If $f:[0,1]\to\mathbb{R}$ where $S\subseteq [0,1]$, and we define the following
-
$I=[0,1]$
-
$\left(I_k\right)_{k=1}^{m}$ are $m$ open sub-intervals of $I$
-
$\ell(I)=1$ is the length of $I$
-
$\ell(I_k)=c\in\mathbb{R}^{+}$ is the length of $I_k$ for $k=1,…,m$
$$\Omega(S\cap I_k)=\begin{cases}
0 & S\cap I_k \ \text{is countable}\\
1 & S\cap I_k \ \text{is uncountable} \\
\end{cases}$$
$\mu^{*}(c,S)$ is the outer set function defined as
\begin{align*}
& \mu^{*}(c,S)= \inf\limits_{m\in\mathbb{N}}\left\{ \sum\limits_{k=1}^{m}c\ \Omega\left(S\cap I_{k}\right): S\subseteq\bigcup\limits_{k=1}^{m}I_{k}\right\}
\end{align*}
The inner set function $\mu_{*}(c,S)$ is
$\mu_{*}(c,S)=\mu^{*}(c,[0,1])-\mu^{*}(c, [0,1]\setminus S)$
And $\lim\limits_{c\to 0}\mu(c,S)$ is defined when
$$\lim_{c\to 0}\mu(c,S)=\lim_{c\to 0}\mu^{*}(c,S)=\lim_{c\to 0}\mu_{*}(c,S)$$
Then
Is $\lim\limits_{c\to 0}\mu(c,S)$ equivelant to the Lebesgue Measure of $S$?
Best Answer
The answer is negative. In fact there is a set $S\subset[0,1]$ of Lebesgue measure $0$ such that $S\cap(a,b)$ is uncountable for any $0\leqslant a<b\leqslant 1$ (thus, for such an $S$, we have $\mu^*(c,S)=1$ and $\mu_*(c,S)=0$ for any $0<c<1$). The idea to build $S$ is to take the Cantor set and "fill in the holes" by its homothetic copies.

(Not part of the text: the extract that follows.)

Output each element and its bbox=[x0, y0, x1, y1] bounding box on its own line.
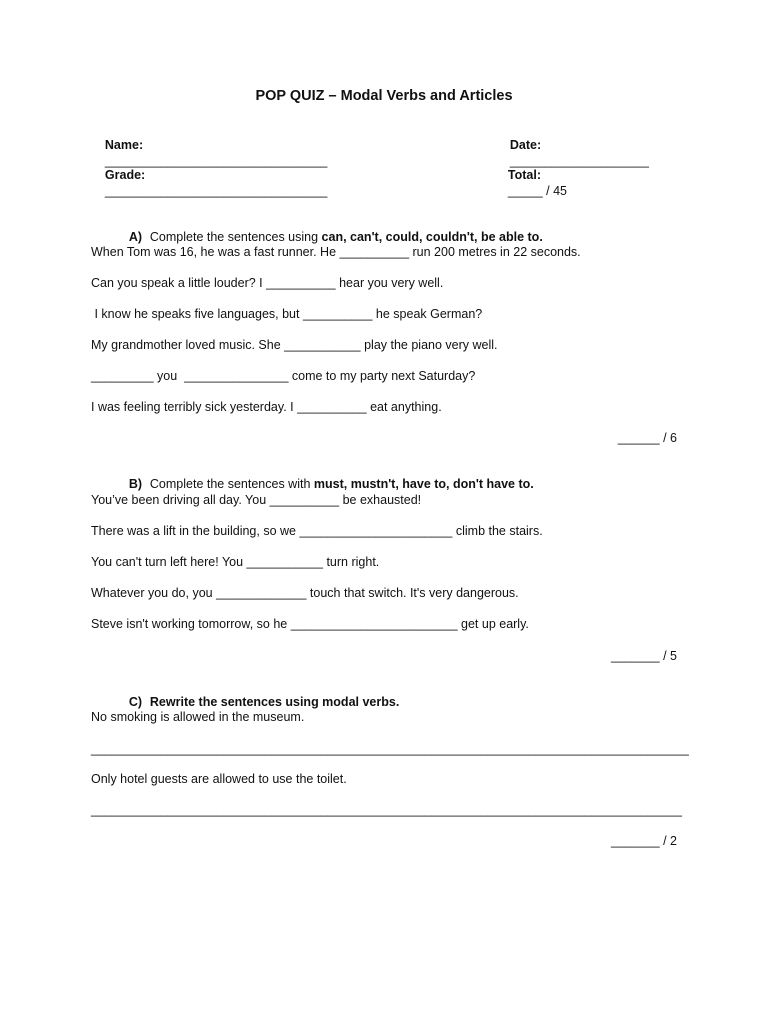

We define it explicitly. Let $S$ be the set of all numbers $x\in[0,1]$ representable by a ternary fraction with only a finite number of $1$s, i.e. such that there are $a_n\in\{0,1,2\}$, $n\geqslant 1$, with $x=\sum_{n=1}^\infty 3^{-n} a_n$, and the set $\{n : a_n=1\}$ is finite.
$S$ is clearly uncountable. Moreover, for any $n>0$ and $0\leqslant k<3^n$, the map $x\mapsto f_{n,k}(x):=3^{-n}(k+x)$ is a bijection between $S$ and $S\cap I_{n,k}$, where $I_{n,k}:=[3^{-n}k,3^{-n}(k+1)]$ (informally, we prepend the $n$-digit ternary representation of $k$ to $x$ for $x\neq 1$); thus, $S\cap I_{n,k}$ is uncountable too. But any open interval $(a,b)$, $0\leqslant a<b\leqslant 1$, contains an $I_{n,k}$ for some $n$ and $k$; thus, $S\cap(a,b)$ is uncountable as well.
Further, as promised again, $S=\bigcup_{n=0}^\infty\bigcup_{k=0}^{3^n-1}f_{n,k}(C)$, where $C$ is the Cantor set (for, take $1\neq x\in S$, let $n$ be the greatest with $a_n=1$ ($n=0$ if there's none), and let $k=\lfloor 3^n x\rfloor$; the reverse inclusion is clear). That is, $S$ is a countable union of sets of Lebesgue measure $0$. Then, $S$ itself has Lebesgue measure $0$.